On Wed, 21 Oct 2015, Benjamin Coddington wrote:

> Date: Wed, 21 Oct 2015 15:05:24 -0400 (EDT)
> From: Benjamin Coddington <bcodding@redhat.com>
> To: krichy@tvnetwork.hu
> Cc: linux-nfs@vger.kernel.org
> Subject: Re: nfs lockup
> 
> On Wed, 21 Oct 2015, krichy@tvnetwork.hu wrote:
>
>> Dear devs,
>>
>> We have an nfs lockup issue. We run a ganeti cluster consisting of 7 debian
>> linux nodes and 1 freenas for hosting the vm images. The images are exported
>> via nfsv3. The problem is that randomly we end in a livelock on one of our
>> nodes.
>>
>> That means the nfs share is alive, we can list directories, files, even can
>> read files (very slow, see later).
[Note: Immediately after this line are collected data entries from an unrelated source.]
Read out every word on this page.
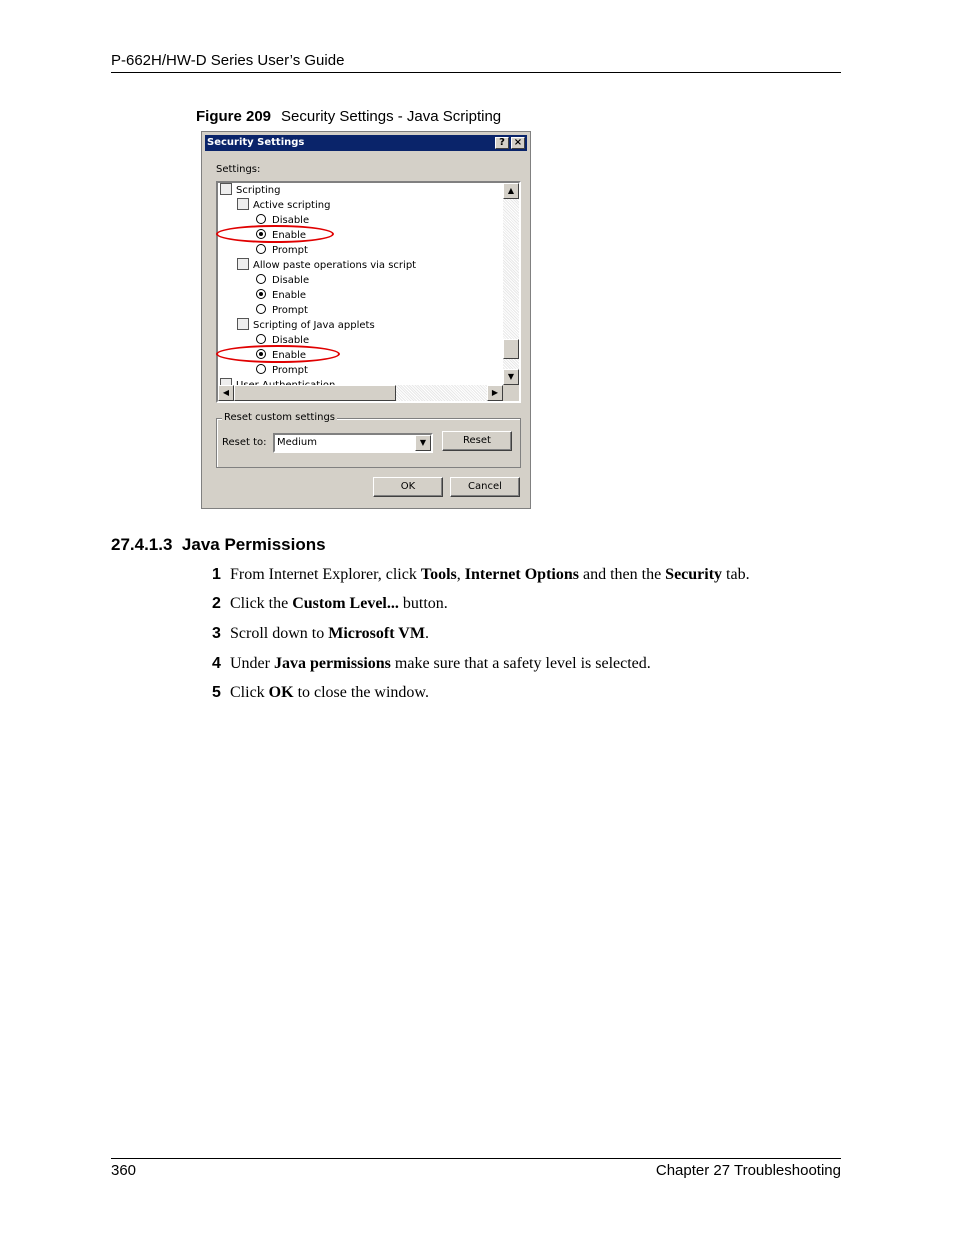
P-662H/HW-D Series User’s Guide
Figure 209 Security Settings - Java Scripting
Security Settings	? ×
Settings:
Scripting
Active scripting
Disable
Enable
Prompt
Allow paste operations via script
Disable
Enable
Prompt
Scripting of Java applets
Disable
Enable
Prompt
▲
▼
◀	▶
Reset custom settings
Reset to:	Medium	▼	Reset
OK	Cancel
27.4.1.3 Java Permissions
1 From Internet Explorer, click Tools, Internet Options and then the Security tab.
2 Click the Custom Level... button.
3 Scroll down to Microsoft VM.
4 Under Java permissions make sure that a safety level is selected.
5 Click OK to close the window.
360	Chapter 27 Troubleshooting
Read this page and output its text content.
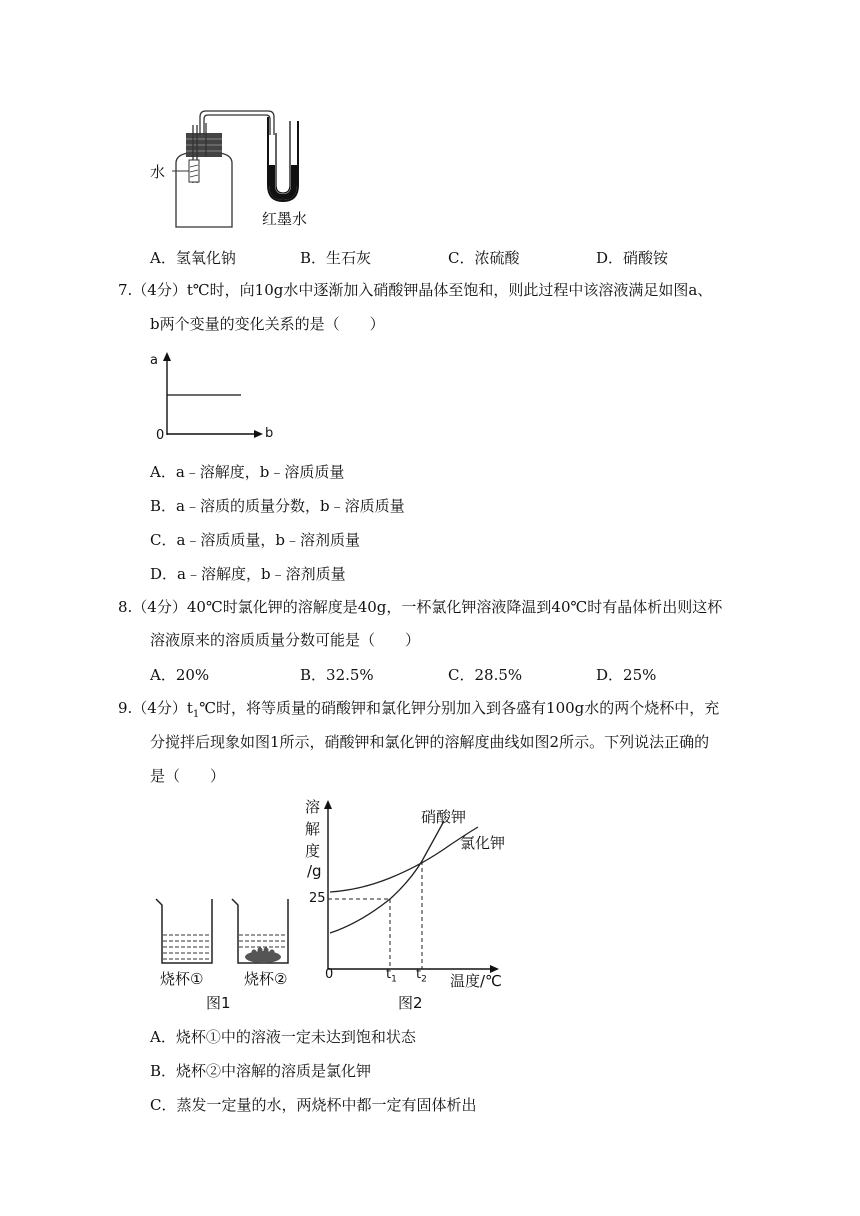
水
红墨水
A．氢氧化钠	B．生石灰	C．浓硫酸	D．硝酸铵
7.（4分）t℃时，向10g水中逐渐加入硝酸钾晶体至饱和，则此过程中该溶液满足如图a、
b两个变量的变化关系的是（　　）
a
b
0
A．a﹣溶解度，b﹣溶质质量
B．a﹣溶质的质量分数，b﹣溶质质量
C．a﹣溶质质量，b﹣溶剂质量
D．a﹣溶解度，b﹣溶剂质量
8.（4分）40℃时氯化钾的溶解度是40g，一杯氯化钾溶液降温到40℃时有晶体析出则这杯
溶液原来的溶质质量分数可能是（　　）
A．20%	B．32.5%	C．28.5%	D．25%
9.（4分）$t_1℃$时，将等质量的硝酸钾和氯化钾分别加入到各盛有100g水的两个烧杯中，充
分搅拌后现象如图1所示，硝酸钾和氯化钾的溶解度曲线如图2所示。下列说法正确的
是（　　）
烧杯①	烧杯②
图1
溶
解
度
/g
25
0	$t_1$ $t_2$ 温度/℃
硝酸钾
氯化钾
图2
A．烧杯①中的溶液一定未达到饱和状态
B．烧杯②中溶解的溶质是氯化钾
C．蒸发一定量的水，两烧杯中都一定有固体析出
And even can write to files, but the file
>> close operation does not return, it gets blocked.
>>
>> The read is slow in that way that while copying a file from the share to /tmp,
>> the data arrives very fast to the node, but in /tmp it accumulates slowly.
>>
>> I've also opened a debian bug report on it, but I think it is not related to
>> debian (https://bugs.debian.org/cgi-bin/bugreport.cgi?bug=801924).
>>
>> The only way is to reboot machine, with all the vm's running on it getting
>> interrupted.
>>
>> I've captured each tasks' stack trace, hopefully it helps someone to find out
>> the issue.
>>
>> Meanwhile the other 6 nodes can access the nfs share right, so I think this is
>> not a networking or server issue. Restarting the nfs server on the server side
>> still does not have any effect, not recovering. The nfs tcp connection is
>> established, listing files works again, but writes not.
>>
>> Some information of the nodes:
>> # uname -a
>> Linux host 3.16.0-4-amd64 #1 SMP Debian 3.16.7-ckt11-1+deb8u4 (2015-09-19)
>> x86_64 GNU/Linux
>>
>> They have 1.5G ram allocated to dom0, that should be enough.
>>
>> I know this information is little information, give me advice what to look for
>> next time. Unfortunately I dont know how to reproduce it.
>>
>> Thanks in advance,
>>
>> Kojedzinszky Richard
>> Euronet Magyarorszag Informatika Zrt.
>
> I took a look at your debian bug report.. what's up with those drbd procs?
> Are you writing to drbd-backed devs, and have you made sure that's not
> involved in any way?
>
> Ben
>